Пузырьки сошлись краями: наши жены? наше имущество?

Мое, мое, мое… множество «мое» значит: «наше».

Слиплись.

— Неужели вы оставите без отмщения погибших братьев?! Откажетесь от великих сокровищ, сокрытых за стенами Трои? От тысяч молодых троянок и троянцев, которые станут вашими рабами, выполняя любую прихоть господина? Где ваша гордость, мужи брани? Ваша честь, ваше мужество?! Где ваша клятва?!

Летит стрела: в стане эонян надрывается Калхант, пророча скорую победу. Летит другая: южнее, ближе к устью Скамандра, синеглазый Диомед отгоняет от кораблей своих аргосцев. Летит третья: мечется по берегу лжестарик Нестор, забывая хромать и хвататься за поясницу — стойте! Куда?! Грозит кулаком трусам Аякс-Большой; размахивает мечом белобрысый Менелай… Патрокл примчался от безучастной стоянки мирмидонцев, трясет кого-то за грудки…

Летят стрелы.

Тянутся нити.

— А что нам твоя клятва, басилей?!

Перед Одиссеем возникает плюгавый человечишка: скособоченный, с птичьим прищуром. Макушка топорщится редким пухом. Тьфу, позорище! Хоть бы шлемом прикрыл, что ли?

— Не мы давали, не нам блюсти! И так львиная доля добычи вам достается — хоть всю заберите! Нам-то за что кровь проливать? За вашу бабу? За вашу прихоть?! За свары ваши?..

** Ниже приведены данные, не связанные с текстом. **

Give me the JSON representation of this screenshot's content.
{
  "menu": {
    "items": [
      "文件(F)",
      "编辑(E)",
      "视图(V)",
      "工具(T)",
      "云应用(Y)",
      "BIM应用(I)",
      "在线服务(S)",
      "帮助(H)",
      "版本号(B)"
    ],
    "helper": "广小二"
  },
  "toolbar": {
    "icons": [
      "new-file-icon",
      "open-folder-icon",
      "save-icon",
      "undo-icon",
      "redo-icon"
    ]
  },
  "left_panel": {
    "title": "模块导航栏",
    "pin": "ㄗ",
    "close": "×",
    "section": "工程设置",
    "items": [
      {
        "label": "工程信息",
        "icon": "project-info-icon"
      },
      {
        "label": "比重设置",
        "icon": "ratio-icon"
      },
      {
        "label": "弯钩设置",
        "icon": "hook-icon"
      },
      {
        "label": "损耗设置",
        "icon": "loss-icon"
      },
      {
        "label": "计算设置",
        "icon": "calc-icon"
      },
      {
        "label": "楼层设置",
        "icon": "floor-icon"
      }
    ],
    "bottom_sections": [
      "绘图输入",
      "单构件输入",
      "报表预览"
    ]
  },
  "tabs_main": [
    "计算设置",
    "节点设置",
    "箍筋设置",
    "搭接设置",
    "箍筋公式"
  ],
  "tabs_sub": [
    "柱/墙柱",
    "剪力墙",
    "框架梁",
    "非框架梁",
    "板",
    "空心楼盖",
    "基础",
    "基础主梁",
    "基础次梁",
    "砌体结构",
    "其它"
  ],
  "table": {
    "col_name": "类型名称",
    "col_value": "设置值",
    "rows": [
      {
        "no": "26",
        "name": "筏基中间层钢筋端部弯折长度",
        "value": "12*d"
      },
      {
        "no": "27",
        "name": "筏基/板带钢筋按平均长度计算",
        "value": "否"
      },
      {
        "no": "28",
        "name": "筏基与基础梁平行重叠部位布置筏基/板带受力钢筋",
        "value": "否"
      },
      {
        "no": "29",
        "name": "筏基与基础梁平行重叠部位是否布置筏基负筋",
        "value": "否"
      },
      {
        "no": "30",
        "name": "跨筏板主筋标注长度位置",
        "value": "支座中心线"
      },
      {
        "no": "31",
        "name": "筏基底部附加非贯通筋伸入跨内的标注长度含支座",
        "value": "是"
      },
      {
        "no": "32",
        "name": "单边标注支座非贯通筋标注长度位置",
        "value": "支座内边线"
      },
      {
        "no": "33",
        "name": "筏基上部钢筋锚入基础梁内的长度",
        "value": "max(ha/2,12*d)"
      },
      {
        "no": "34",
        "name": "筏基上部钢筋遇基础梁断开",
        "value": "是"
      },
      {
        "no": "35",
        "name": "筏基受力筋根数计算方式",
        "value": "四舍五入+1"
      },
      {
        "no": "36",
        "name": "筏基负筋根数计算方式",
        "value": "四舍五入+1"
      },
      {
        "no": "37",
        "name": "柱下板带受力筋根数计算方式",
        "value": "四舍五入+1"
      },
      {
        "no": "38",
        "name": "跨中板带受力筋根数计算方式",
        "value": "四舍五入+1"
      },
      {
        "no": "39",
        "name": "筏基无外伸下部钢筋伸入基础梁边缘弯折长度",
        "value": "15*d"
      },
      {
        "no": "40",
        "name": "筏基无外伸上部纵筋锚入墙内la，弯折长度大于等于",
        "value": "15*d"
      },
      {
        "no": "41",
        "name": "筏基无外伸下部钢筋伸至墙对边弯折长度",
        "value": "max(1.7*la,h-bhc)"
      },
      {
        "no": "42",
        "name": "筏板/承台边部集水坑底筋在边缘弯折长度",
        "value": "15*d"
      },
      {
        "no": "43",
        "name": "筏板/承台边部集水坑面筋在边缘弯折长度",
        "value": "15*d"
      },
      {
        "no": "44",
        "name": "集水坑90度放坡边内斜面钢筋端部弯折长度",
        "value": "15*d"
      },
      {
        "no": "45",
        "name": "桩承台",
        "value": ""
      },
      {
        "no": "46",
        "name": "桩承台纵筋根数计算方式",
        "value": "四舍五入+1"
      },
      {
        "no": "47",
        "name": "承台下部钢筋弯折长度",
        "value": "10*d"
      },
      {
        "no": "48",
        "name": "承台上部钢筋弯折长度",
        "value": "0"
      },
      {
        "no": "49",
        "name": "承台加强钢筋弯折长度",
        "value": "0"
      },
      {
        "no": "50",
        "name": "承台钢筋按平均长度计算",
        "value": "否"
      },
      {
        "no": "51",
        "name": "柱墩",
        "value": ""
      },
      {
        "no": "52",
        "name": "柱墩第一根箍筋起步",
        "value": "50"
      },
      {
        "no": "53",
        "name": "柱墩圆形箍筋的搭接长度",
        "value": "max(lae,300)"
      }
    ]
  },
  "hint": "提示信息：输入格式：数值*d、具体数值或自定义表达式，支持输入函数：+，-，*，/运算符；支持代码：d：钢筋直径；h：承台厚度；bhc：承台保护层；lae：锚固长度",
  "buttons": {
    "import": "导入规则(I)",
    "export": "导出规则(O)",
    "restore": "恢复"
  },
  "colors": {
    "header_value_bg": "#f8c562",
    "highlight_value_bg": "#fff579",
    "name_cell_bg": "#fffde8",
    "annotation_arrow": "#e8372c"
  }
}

Чем-то они похожи: рыжий басилей и наглый плюгавец..

До озноба.

Потом Одиссей даже вспомнить не сумеет: откуда взялся в руках басилейский скипетр. Когда и зачем прихватил с собой, выскакивая из шатра? Не иначе, предчувствовал.

— Кровь, говоришь, проливал? Н-на!

Словно самого себя бьешь: без пощады.

Первый удар приходится по хребту плюгавого. Второй — наискось, по щеке. Острый край скипетра рассекает кожу, и с лица человечишки весело брызжут в пыль алые капли.

— Вот теперь можешь говорить по праву, что проливал кровь под Троей!

Дружный хохот отвечает насмешке итакийца. Только что спасавшиеся бегством, ахейцы захлебываются, хохочут до слез, указывая пальцами на посрамленного злопыхателя, — и бредут обратно, в сторону шатров. Никто больше никуда не собирается. Все оказалось просто. Все оказалось очень просто. Слишком просто. Мысль эта занозой торчит в мозгу, мешая расслабиться, насладиться триумфом собственного красноречия, — и тут Одиссея от души хлопают по плечу.

Над рыжим нависает улыбающийся и чуточку смущенный Агамемнон. Таким микенского ванакта Одиссей видит впервые.

— Ну ты орел, Лаэртид! Силен! Сам Гермий лучше б не справился! Снова я у тебя в долгу… это ведь, понимаешь, я оплошал…

Микенец отводит взгляд. Тяжко признаваться в ошибках. Ставит к ноге щит: вдоль ремня вьется сизый дракон-треглавец.

Скоро такие с алтарей поползут: птенцов жрать в три пасти.

— …Понимаешь, я проверить их вздумал. Плохо, говорю, будет без Лигерона воевать. Может, ну его, гаденыша? Может, домой поплывем? Думал, они возмутятся, духом преисполнятся… а они, хлебоеды, — сразу к кораблям! «По домам!» — кричат. Когда б не ты, Лаэртид…

Выходит, и у него — просто? Слишком просто?!

Сказал наобум, а они сразу…

— Да чего уж там, — через силу улыбается рыжий. — Одно ведь дело делаем; одну войну воюем. Сочтемся славой.

— Сочтемся, — Агамемнон еще продолжает светиться, но лицо микенца меняется. Насупились брови, резче обозначились складки у крыльев длинного носа. Не лицо: лик. — Давай покамест я тебя хоть угощу, что ли? На сытый желудок и драться веселей. Засиделись мы тут, под троянскими стенами…

Вот с чем с чем, а с последним грех спорить.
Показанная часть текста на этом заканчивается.